23’47. L’expert Gobert « pourrait être pour, il pourrait être contre ; il ne se mouille pas trop ». Gobert ne se montra pas le moins du monde dubitatif. Il écrit dans son rapport : « La lettre anonyme incriminée pourrait être d’une personne autre que celle soupçonnée » et expliquera plus tard : « [Je] dis au général Gonse qu’il y avait lieu de prendre des précautions infinies, que le bordereau ne m’apparaissait pas du tout comme étant de la main de Dreyfus. J’engageai le général Gonse à une très grande circonspection. Je le priai de faire faire des recherches. » Et son rapport fut écarté (une étude entachée « sinon de nullité, au moins de suspicion » dit l’acte d’accusation de 1894) au motif qu’il avait cherché à savoir qui était la personne soupçonnée. En fait, il n’avait rien cherché à savoir mais Du Paty, qui lui avait transmis le dossier, avait laissé à l’intérieur le nom du suspect. Cela dit, en quoi le fait d’avoir cette information rendait son étude irrecevable sinon parce qu’elle n’allait pas dans le sens souhaité ?
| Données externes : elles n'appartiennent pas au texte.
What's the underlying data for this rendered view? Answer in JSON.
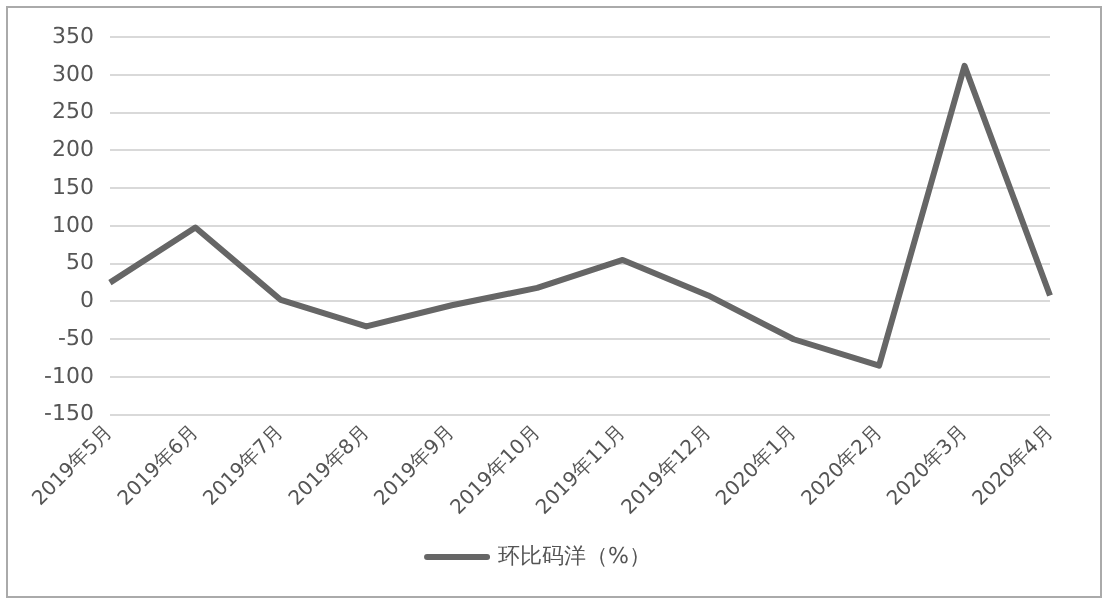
{
  "chart_data": {
    "type": "line",
    "categories": [
      "2019年5月",
      "2019年6月",
      "2019年7月",
      "2019年8月",
      "2019年9月",
      "2019年10月",
      "2019年11月",
      "2019年12月",
      "2020年1月",
      "2020年2月",
      "2020年3月",
      "2020年4月"
    ],
    "series": [
      {
        "name": "环比码洋（%）",
        "color": "#666666",
        "values": [
          25,
          98,
          2,
          -33,
          -5,
          18,
          55,
          8,
          -50,
          -85,
          312,
          8
        ]
      }
    ],
    "ylim": [
      -150,
      350
    ],
    "yticks": [
      -150,
      -100,
      -50,
      0,
      50,
      100,
      150,
      200,
      250,
      300,
      350
    ],
    "grid": "y",
    "legend": "bottom",
    "marker": "none",
    "line_style": "solid"
  }
}
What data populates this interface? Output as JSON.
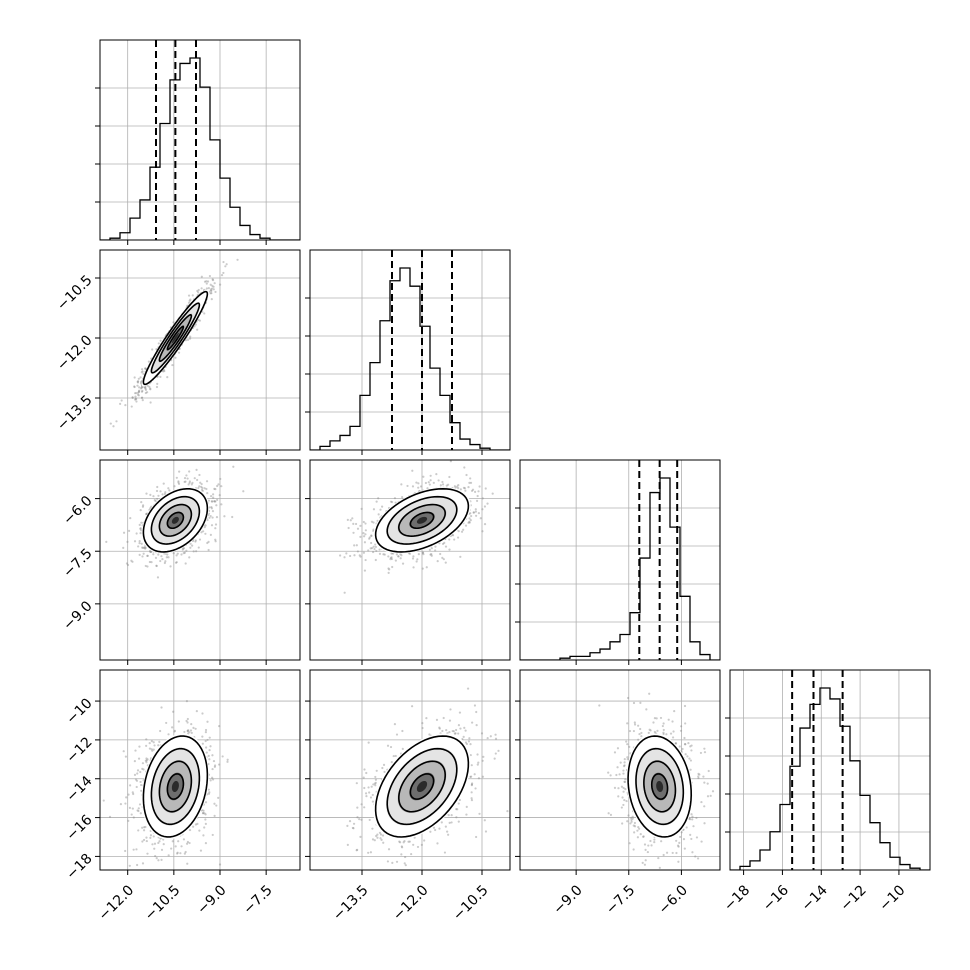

26’88. La dictée. Dreyfus « modifie son écriture ». Non, aucunement, et il suffit d’aller voir le document pour en être sûr : https://wp.me/p4v5fs-23J et : https://wp.me/p4v5fs-2aH

27’26. La dictée. L’histoire des 5° degrés. Il faisait froid et d’autant plus froid qu’un grand feu, dont parle Dreyfus et que confirme Gribelin à Rennes, brûlait dans la cheminée. Il était donc imaginable d’avoir froid aux doigts.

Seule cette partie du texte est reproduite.